A five-transcription-factors based predictive model for colon cancer prognosis has been developed by using TCGA colon cancer patient data. Five transcription factors identified for the predictive model is HOXC9, ZNF556, HEYL, HOXC4 and HOXC6. The prediction power of the model is validated with four GEO datasets consisting of 1584 patient samples. Kaplan-Meier curve and log-rank tests were conducted on both training and validation datasets, the difference of overall survival time between predicted low and high-risk groups can be clearly observed. Gene set enrichment analysis was performed to further investigate the difference between low and high-risk groups in the gene pathway level. The biological meaning was interpreted. Overall, our results prove our prediction model has a strong prediction power on colon cancer prognosis.
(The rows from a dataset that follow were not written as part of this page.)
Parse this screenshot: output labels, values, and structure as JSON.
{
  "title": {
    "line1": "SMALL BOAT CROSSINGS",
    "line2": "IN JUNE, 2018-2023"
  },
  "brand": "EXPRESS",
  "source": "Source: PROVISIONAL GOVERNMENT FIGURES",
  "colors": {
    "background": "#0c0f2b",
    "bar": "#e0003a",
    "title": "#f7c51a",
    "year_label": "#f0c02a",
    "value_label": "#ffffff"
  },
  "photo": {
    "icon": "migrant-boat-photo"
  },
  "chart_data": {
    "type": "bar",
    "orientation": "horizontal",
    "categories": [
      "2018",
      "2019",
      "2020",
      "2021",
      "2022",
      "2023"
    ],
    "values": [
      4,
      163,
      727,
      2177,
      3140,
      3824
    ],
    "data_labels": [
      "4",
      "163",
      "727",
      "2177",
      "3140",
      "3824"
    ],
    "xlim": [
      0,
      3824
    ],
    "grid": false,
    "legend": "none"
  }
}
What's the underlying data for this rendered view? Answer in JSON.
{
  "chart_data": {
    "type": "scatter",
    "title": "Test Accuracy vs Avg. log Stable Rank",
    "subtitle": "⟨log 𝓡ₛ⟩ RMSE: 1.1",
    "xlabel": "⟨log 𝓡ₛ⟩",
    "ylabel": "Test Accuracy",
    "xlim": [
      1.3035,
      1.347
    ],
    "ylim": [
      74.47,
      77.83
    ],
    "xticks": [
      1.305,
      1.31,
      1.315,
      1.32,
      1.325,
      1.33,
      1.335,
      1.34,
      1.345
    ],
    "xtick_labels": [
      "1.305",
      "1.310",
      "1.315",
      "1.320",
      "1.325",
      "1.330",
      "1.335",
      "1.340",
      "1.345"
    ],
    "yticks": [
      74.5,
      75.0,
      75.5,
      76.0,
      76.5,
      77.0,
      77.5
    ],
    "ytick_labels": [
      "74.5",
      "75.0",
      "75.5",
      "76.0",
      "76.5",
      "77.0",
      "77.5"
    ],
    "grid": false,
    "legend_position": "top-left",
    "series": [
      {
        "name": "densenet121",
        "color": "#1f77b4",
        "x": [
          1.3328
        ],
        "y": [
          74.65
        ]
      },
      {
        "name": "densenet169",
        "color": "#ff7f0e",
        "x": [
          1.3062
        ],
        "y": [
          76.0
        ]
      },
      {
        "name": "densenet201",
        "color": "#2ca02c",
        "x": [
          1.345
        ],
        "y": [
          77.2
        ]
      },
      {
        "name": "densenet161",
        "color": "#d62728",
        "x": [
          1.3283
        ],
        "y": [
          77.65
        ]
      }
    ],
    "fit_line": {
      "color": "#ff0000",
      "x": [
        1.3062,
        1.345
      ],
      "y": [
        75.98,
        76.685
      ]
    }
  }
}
Transcription factors can be used to construct colon cancer prognostic signatures with strong prediction power. The variable selection process used in this study has the potential to be implemented in the prognostic signature discovery of other cancer types. Our five TF-based predictive model would help with understanding the hidden relationship between colon cancer patient survival and transcription factor activities. It will also provide more insights into the precision treatment of colon cancer patients from a genomic information perspective.
结肠癌是美国乃至全球癌症死亡的主要原因之一。除了病理指标外,分子水平特征,如基因表达水平和突变,可为精准治疗提供深刻信息。转录因子作为细胞生命各个方面的关键调节因子,但其用于结肠癌预后的转录因子标志物仍然很少且有必要。
我们采用了一种创新的流程,通过将 Cox PH 模型与随机森林算法相结合,选择转录因子变量并评估预后预测能力。我们挑选了五个排名最高的转录因子,并使用 Cox PH 回归构建了预测模型。通过 Kaplan-Meier 分析,我们在 GEO 数据库中的四个独立的公开数据集(GSE39582、GSE17536、GSE37892 和 GSE17537)上验证了我们的预测模型,这些数据集共包含 925 名结肠癌患者。
使用 TCGA 结肠癌患者数据,我们开发了一种基于五个转录因子的结肠癌预后预测模型。为预测模型确定的五个转录因子是 HOXC9、ZNF556、HEYL、HOXC4 和 HOXC6。该模型的预测能力通过包含 1584 个患者样本的四个 GEO 数据集进行了验证。Kaplan-Meier 曲线和对数秩检验分别在训练集和验证集上进行,低风险组和高风险组之间的总生存时间差异可以清楚地观察到。还进行了基因集富集分析,以进一步研究低风险组和高风险组在基因通路水平上的差异。解释了生物学意义。总体而言,我们的结果证明了我们的预测模型对结肠癌预后具有很强的预测能力。
转录因子可用于构建具有强大预测能力的结肠癌预后特征。本研究中使用的变量选择过程有可能应用于其他癌症类型的预后特征发现。我们的基于五个 TF 的预测模型将有助于了解结肠癌患者生存与转录因子活性之间的隐藏关系。它还将从基因组信息的角度为结肠癌患者的精准治疗提供更多见解。